En effet, le Prophète ﷺ a indiqué l’interdiction spécifique de la vente-rachat (‘ina).

Dans les Sunan de Abu Dawud, il a dit selon Ibn ‘Umar : « Quand vous vendrez à rachat, que vous saisirez les queues des vaches, que vous vous satisferez des cultures et délaisserez le combat, Allah vous frappera d’un état d’humiliation qu’il n’enlèvera que quand vous reviendrez à la religion. » [9]

L’association des éléments réprouvables implique forcément l’interdiction de principe de la vente à rachat.

Dans al-Muqadimat al-Mumahidat, le Qadiy Ibn Rushd a dit :

« La vente-rachat a trois qualifications : permise, détestable, interdite.

La vente permise est qu’un homme voit un autre qui pratique la vente à rachat et lui dise : as-tu une telle marchandise pour que je te l’achète ? L’homme lui répond non, et sans accord préalable de leur part, achète ladite marchandise. Il rencontre ensuite l’homme et l’informe qu’il détient à présent la marchandise qu’il recherchait. Il la lui vend, que ce soit comptant ou à terme.

La vente détestable est que l’homme dise : « achète telle marchandise et je te ferai un bénéfice dessus en la rachetant. » Toutefois, ils ne s’entendent pas sur le montant du bénéfice tiré de la seconde vente.

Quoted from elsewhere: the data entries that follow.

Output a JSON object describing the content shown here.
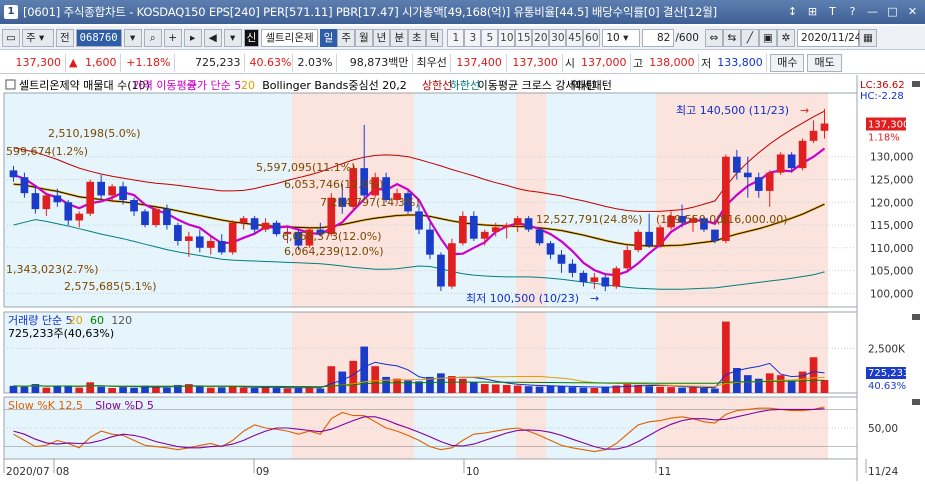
{
  "window": {
    "number": "1",
    "title": "[0601] 주식종합차트 - KOSDAQ150 EPS[240] PER[571.11] PBR[17.47] 시가총액[49,168(억)] 유통비율[44.5] 배당수익률[0] 결산[12월]",
    "controls": [
      "↕",
      "⊞",
      "T",
      "?",
      "—",
      "□",
      "✕"
    ]
  },
  "toolbar": {
    "market": "주",
    "type": "전",
    "code": "068760",
    "stock_name": "셀트리온제",
    "periods": [
      "일",
      "주",
      "월",
      "년",
      "분",
      "초",
      "틱"
    ],
    "active_period": "일",
    "intervals": [
      "1",
      "3",
      "5",
      "10",
      "15",
      "20",
      "30",
      "45",
      "60"
    ],
    "interval_value": "10",
    "page": "82",
    "page_total": "/600",
    "date": "2020/11/24"
  },
  "quote": {
    "price": "137,300",
    "change_sign": "▲",
    "change": "1,600",
    "change_pct": "+1.18%",
    "volume": "725,233",
    "volume_ratio": "40.63%",
    "turnover_pct": "2.03%",
    "amount": "98,873백만",
    "highest_label": "최우선",
    "ask": "137,400",
    "bid": "137,300",
    "open_label": "시",
    "open": "137,000",
    "high_label": "고",
    "high": "138,000",
    "low_label": "저",
    "low": "133,800",
    "buy_btn": "매수",
    "sell_btn": "매도"
  },
  "price_panel": {
    "legend": [
      {
        "text": "셀트리온제약 매물대 수(10)",
        "color": "#000000"
      },
      {
        "text": "가격 이동평균",
        "color": "#cc00cc"
      },
      {
        "text": "종가 단순 5",
        "color": "#cc00cc"
      },
      {
        "text": "20",
        "color": "#e0a000"
      },
      {
        "text": "Bollinger Bands중심선 20,2",
        "color": "#000000"
      },
      {
        "text": "상한선",
        "color": "#c00000"
      },
      {
        "text": "하한선",
        "color": "#008080"
      },
      {
        "text": "이동평균 크로스 강세패턴",
        "color": "#000000"
      },
      {
        "text": "약세패턴",
        "color": "#000000"
      }
    ],
    "annotations": [
      {
        "text": "2,510,198(5.0%)",
        "color": "#7a4a00"
      },
      {
        "text": "599,674(1.2%)",
        "color": "#7a4a00"
      },
      {
        "text": "5,597,095(11.1%)",
        "color": "#7a4a00"
      },
      {
        "text": "6,053,746(12.0%)",
        "color": "#7a4a00"
      },
      {
        "text": "7,214,797(14.3%)",
        "color": "#7a4a00"
      },
      {
        "text": "6,068,373(12.0%)",
        "color": "#7a4a00"
      },
      {
        "text": "6,064,239(12.0%)",
        "color": "#7a4a00"
      },
      {
        "text": "12,527,791(24.8%)",
        "color": "#7a4a00"
      },
      {
        "text": "1,343,023(2.7%)",
        "color": "#7a4a00"
      },
      {
        "text": "2,575,685(5.1%)",
        "color": "#7a4a00"
      },
      {
        "text": "(119,550.00)",
        "color": "#7a4a00"
      },
      {
        "text": "(116,000.00)",
        "color": "#7a4a00"
      },
      {
        "text": "최고 140,500 (11/23)",
        "color": "#1030d0"
      },
      {
        "text": "최저 100,500 (10/23)",
        "color": "#1030d0"
      }
    ],
    "right_top": [
      "LC:36.62",
      "HC:-2.28"
    ],
    "price_tag": "137,300",
    "pct_tag": "1.18%",
    "y_axis": [
      "130,000",
      "125,000",
      "120,000",
      "115,000",
      "110,000",
      "105,000",
      "100,000"
    ]
  },
  "volume_panel": {
    "legend": [
      {
        "text": "거래량 단순 5",
        "color": "#1030d0"
      },
      {
        "text": "20",
        "color": "#e0a000"
      },
      {
        "text": "60",
        "color": "#008000"
      },
      {
        "text": "120",
        "color": "#555555"
      }
    ],
    "value_text": "725,233주(40,63%)",
    "y_axis": [
      "2,500K"
    ],
    "tag_value": "725,233",
    "tag_pct": "40.63%"
  },
  "stoch_panel": {
    "legend": [
      {
        "text": "Slow %K 12,5",
        "color": "#e06000"
      },
      {
        "text": "Slow %D 5",
        "color": "#8000a0"
      }
    ],
    "y_axis": [
      "50,00"
    ]
  },
  "x_axis": {
    "labels": [
      "2020/07",
      "08",
      "09",
      "10",
      "11",
      "11/24"
    ]
  },
  "chart_data": {
    "type": "candlestick",
    "ylim": [
      97000,
      144000
    ],
    "candles": [
      [
        127000,
        128000,
        124500,
        125500
      ],
      [
        125500,
        126500,
        121000,
        122000
      ],
      [
        122000,
        123500,
        117500,
        118500
      ],
      [
        118500,
        122000,
        117000,
        121500
      ],
      [
        121500,
        123000,
        119000,
        120000
      ],
      [
        120000,
        120500,
        115000,
        116000
      ],
      [
        116000,
        118000,
        114500,
        117500
      ],
      [
        117500,
        125000,
        117000,
        124500
      ],
      [
        124500,
        126000,
        120500,
        121500
      ],
      [
        121500,
        124000,
        120000,
        123500
      ],
      [
        123500,
        124500,
        119500,
        120500
      ],
      [
        120500,
        121000,
        117000,
        118000
      ],
      [
        118000,
        118500,
        114500,
        115000
      ],
      [
        115000,
        119000,
        114500,
        118500
      ],
      [
        118500,
        119500,
        114000,
        115000
      ],
      [
        115000,
        115500,
        110500,
        111500
      ],
      [
        111500,
        113500,
        108000,
        112500
      ],
      [
        112500,
        114000,
        109000,
        110000
      ],
      [
        110000,
        112500,
        108500,
        111500
      ],
      [
        111500,
        113000,
        108500,
        109000
      ],
      [
        109000,
        116000,
        108500,
        115500
      ],
      [
        115500,
        117000,
        114000,
        116500
      ],
      [
        116500,
        117000,
        113000,
        114000
      ],
      [
        114000,
        116500,
        113500,
        115500
      ],
      [
        115500,
        116000,
        112500,
        113000
      ],
      [
        113000,
        114500,
        111000,
        113500
      ],
      [
        113500,
        114000,
        109500,
        110500
      ],
      [
        110500,
        114500,
        110000,
        114000
      ],
      [
        114000,
        115500,
        112500,
        113000
      ],
      [
        113000,
        122000,
        112500,
        121000
      ],
      [
        121000,
        124000,
        117500,
        119000
      ],
      [
        119000,
        128500,
        118500,
        127500
      ],
      [
        127500,
        137000,
        120500,
        121500
      ],
      [
        121500,
        126500,
        121000,
        125500
      ],
      [
        125500,
        126500,
        120000,
        120500
      ],
      [
        120500,
        123000,
        119500,
        122000
      ],
      [
        122000,
        122500,
        117500,
        118000
      ],
      [
        118000,
        119500,
        113000,
        114000
      ],
      [
        114000,
        115500,
        107500,
        108500
      ],
      [
        108500,
        109000,
        100500,
        101500
      ],
      [
        101500,
        112000,
        101000,
        111000
      ],
      [
        111000,
        118000,
        110500,
        117000
      ],
      [
        117000,
        118000,
        111500,
        112000
      ],
      [
        112000,
        114000,
        110500,
        113500
      ],
      [
        113500,
        115500,
        112500,
        114500
      ],
      [
        114500,
        115500,
        112000,
        115000
      ],
      [
        115000,
        117000,
        113500,
        116500
      ],
      [
        116500,
        117000,
        113500,
        114000
      ],
      [
        114000,
        114500,
        110500,
        111000
      ],
      [
        111000,
        111500,
        107500,
        108500
      ],
      [
        108500,
        109500,
        104500,
        106500
      ],
      [
        106500,
        107500,
        103500,
        104500
      ],
      [
        104500,
        105000,
        101500,
        102500
      ],
      [
        102500,
        104500,
        101000,
        103500
      ],
      [
        103500,
        104000,
        100500,
        101500
      ],
      [
        101500,
        106000,
        101000,
        105500
      ],
      [
        105500,
        110500,
        105000,
        109500
      ],
      [
        109500,
        114000,
        109000,
        113500
      ],
      [
        113500,
        117500,
        110000,
        110500
      ],
      [
        110500,
        115000,
        110000,
        114500
      ],
      [
        114500,
        118000,
        114000,
        117000
      ],
      [
        117000,
        119500,
        114500,
        115500
      ],
      [
        115500,
        117000,
        113500,
        116500
      ],
      [
        116500,
        117000,
        113500,
        114000
      ],
      [
        114000,
        113500,
        111000,
        111500
      ],
      [
        111500,
        130500,
        111000,
        130000
      ],
      [
        130000,
        131500,
        125000,
        126500
      ],
      [
        126500,
        130000,
        121000,
        125500
      ],
      [
        125500,
        126500,
        121000,
        122500
      ],
      [
        122500,
        127000,
        119000,
        126500
      ],
      [
        126500,
        131000,
        126000,
        130500
      ],
      [
        130500,
        131000,
        126500,
        127500
      ],
      [
        127500,
        134000,
        127000,
        133500
      ],
      [
        133500,
        138000,
        133000,
        135700
      ],
      [
        135700,
        140500,
        134000,
        137300
      ]
    ],
    "volume_k": [
      400,
      350,
      500,
      300,
      420,
      380,
      300,
      600,
      350,
      280,
      330,
      300,
      420,
      360,
      300,
      450,
      500,
      380,
      300,
      320,
      400,
      300,
      280,
      350,
      300,
      260,
      300,
      330,
      250,
      1500,
      1200,
      1800,
      2600,
      1500,
      900,
      800,
      700,
      650,
      900,
      1100,
      950,
      800,
      600,
      500,
      480,
      450,
      420,
      380,
      360,
      400,
      380,
      330,
      300,
      280,
      350,
      420,
      500,
      450,
      380,
      350,
      330,
      300,
      320,
      280,
      250,
      4000,
      1400,
      1000,
      800,
      1100,
      1000,
      700,
      1200,
      2000,
      725
    ],
    "sma5": [
      126000,
      125200,
      123600,
      121800,
      121100,
      119600,
      118700,
      119800,
      120200,
      121000,
      122200,
      121600,
      119500,
      118300,
      117500,
      116200,
      115100,
      114400,
      112600,
      111000,
      111200,
      112200,
      113100,
      114600,
      114400,
      114700,
      114000,
      113300,
      113000,
      114300,
      115600,
      118200,
      120700,
      123000,
      122700,
      124000,
      122800,
      120500,
      115900,
      112000,
      108600,
      108700,
      110000,
      111200,
      113500,
      114700,
      115400,
      114900,
      114100,
      113000,
      111400,
      109300,
      106700,
      105100,
      104200,
      104000,
      104800,
      106600,
      108800,
      110700,
      113500,
      115000,
      116000,
      116000,
      115300,
      119300,
      121600,
      123600,
      124800,
      126500,
      127000,
      126800,
      128600,
      130000,
      131800
    ],
    "sma20": [
      124000,
      123800,
      123300,
      122800,
      122400,
      121800,
      121200,
      120900,
      120600,
      120300,
      120100,
      119800,
      119400,
      119000,
      118600,
      118100,
      117600,
      117100,
      116600,
      116100,
      115700,
      115400,
      115100,
      114900,
      114700,
      114600,
      114500,
      114400,
      114400,
      114700,
      115100,
      115600,
      116100,
      116500,
      116800,
      117100,
      117200,
      117200,
      116900,
      116400,
      115900,
      115500,
      115200,
      115000,
      114900,
      114800,
      114700,
      114600,
      114400,
      114100,
      113800,
      113300,
      112800,
      112200,
      111600,
      111100,
      110700,
      110500,
      110400,
      110400,
      110500,
      110600,
      110900,
      111200,
      111500,
      112300,
      113000,
      113600,
      114200,
      114900,
      115700,
      116500,
      117400,
      118500,
      119600
    ],
    "bb_upper": [
      132000,
      131500,
      131000,
      130200,
      129400,
      128400,
      127500,
      126800,
      126200,
      125700,
      125300,
      124900,
      124500,
      124200,
      124000,
      123700,
      123400,
      123100,
      122800,
      122500,
      122500,
      122600,
      123000,
      123600,
      124100,
      124800,
      125400,
      126000,
      126700,
      127600,
      128500,
      129300,
      129900,
      130300,
      130400,
      130300,
      130000,
      129400,
      128700,
      128000,
      127200,
      126500,
      125800,
      125000,
      124300,
      123700,
      123000,
      122500,
      122200,
      121800,
      121400,
      120800,
      120300,
      119700,
      119100,
      118600,
      118200,
      118000,
      118000,
      118000,
      118200,
      118400,
      118900,
      119600,
      120300,
      123500,
      126400,
      128800,
      130900,
      132800,
      134500,
      136000,
      137400,
      138800,
      140000
    ],
    "bb_lower": [
      115000,
      115600,
      116200,
      115800,
      115300,
      114800,
      114200,
      113600,
      113000,
      112500,
      112000,
      111400,
      110800,
      110200,
      109600,
      109100,
      108700,
      108300,
      107900,
      107500,
      107300,
      107200,
      107100,
      107000,
      106900,
      106800,
      106700,
      106600,
      106500,
      106300,
      106000,
      105700,
      105500,
      105300,
      105300,
      105400,
      105700,
      106000,
      105900,
      105400,
      104800,
      104300,
      104000,
      103800,
      103700,
      103600,
      103600,
      103600,
      103500,
      103300,
      103100,
      102800,
      102500,
      102200,
      101900,
      101600,
      101300,
      101100,
      101000,
      100900,
      100900,
      100900,
      101000,
      101100,
      101200,
      101500,
      101800,
      102100,
      102400,
      102700,
      103000,
      103300,
      103700,
      104100,
      104700
    ],
    "stoch_k": [
      40,
      30,
      20,
      22,
      30,
      25,
      18,
      35,
      45,
      40,
      38,
      30,
      22,
      20,
      18,
      15,
      18,
      22,
      25,
      20,
      30,
      45,
      55,
      50,
      48,
      45,
      40,
      45,
      40,
      65,
      75,
      70,
      70,
      60,
      50,
      45,
      38,
      30,
      20,
      15,
      18,
      30,
      40,
      42,
      45,
      48,
      50,
      45,
      38,
      30,
      22,
      18,
      15,
      12,
      15,
      25,
      40,
      55,
      60,
      62,
      66,
      68,
      65,
      60,
      58,
      72,
      78,
      80,
      82,
      82,
      80,
      78,
      78,
      80,
      84
    ],
    "stoch_d": [
      45,
      40,
      32,
      26,
      24,
      26,
      25,
      26,
      30,
      36,
      40,
      38,
      34,
      28,
      24,
      20,
      18,
      18,
      20,
      21,
      24,
      30,
      38,
      45,
      50,
      50,
      48,
      46,
      44,
      48,
      55,
      62,
      68,
      68,
      63,
      56,
      50,
      43,
      36,
      28,
      22,
      21,
      24,
      30,
      36,
      42,
      46,
      47,
      46,
      43,
      38,
      32,
      26,
      20,
      16,
      16,
      20,
      28,
      38,
      48,
      56,
      62,
      65,
      65,
      63,
      64,
      68,
      72,
      76,
      79,
      80,
      80,
      80,
      80,
      81
    ]
  }
}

La vente interdite est qu’il s’entende avec lui sur un surplus en disant : « Achète telle marchandise et je la rachèterai avec tel bénéfice. »  Cette qualification interdite regroupe six cas de figure aux règles diverses, dont trois concernent la demande « achète pour moi ».

Le premier est qu’il dise « Achète pour moi telle marchandise à dix comptant et je la rachète à douze comptant. »

Le second cas est qu’il dise : « achète pour moi à dix comptant et je te rachète à douze à terme. »

La troisième est le contraire, à savoir : « achète pour moi à douze à terme et je te rachète à dix comptant. »

Les trois autres cas concernent la demande « achète pour toi » ou « achète » sans préciser si l’achat est pour le demandeur ou le vendeur. Parmi ces cas, on trouve la demande « achète telle marchandise à dix comptant et je la rachète à douze comptant. »

Le quatrième cas est qu’il dise : « Achète pour toi à dix comptant et je te rachète à douze comptant. »

La cinquième est qu’il dise : « Achète pour toi à dix comptant et je te rachète à douze à terme. »

La sixième est le contraire de ces cas, à savoir : « Achète pour toi ou achète (sans rien rajouter) à douze à terme et je te rachète à dix comptant. » » [10]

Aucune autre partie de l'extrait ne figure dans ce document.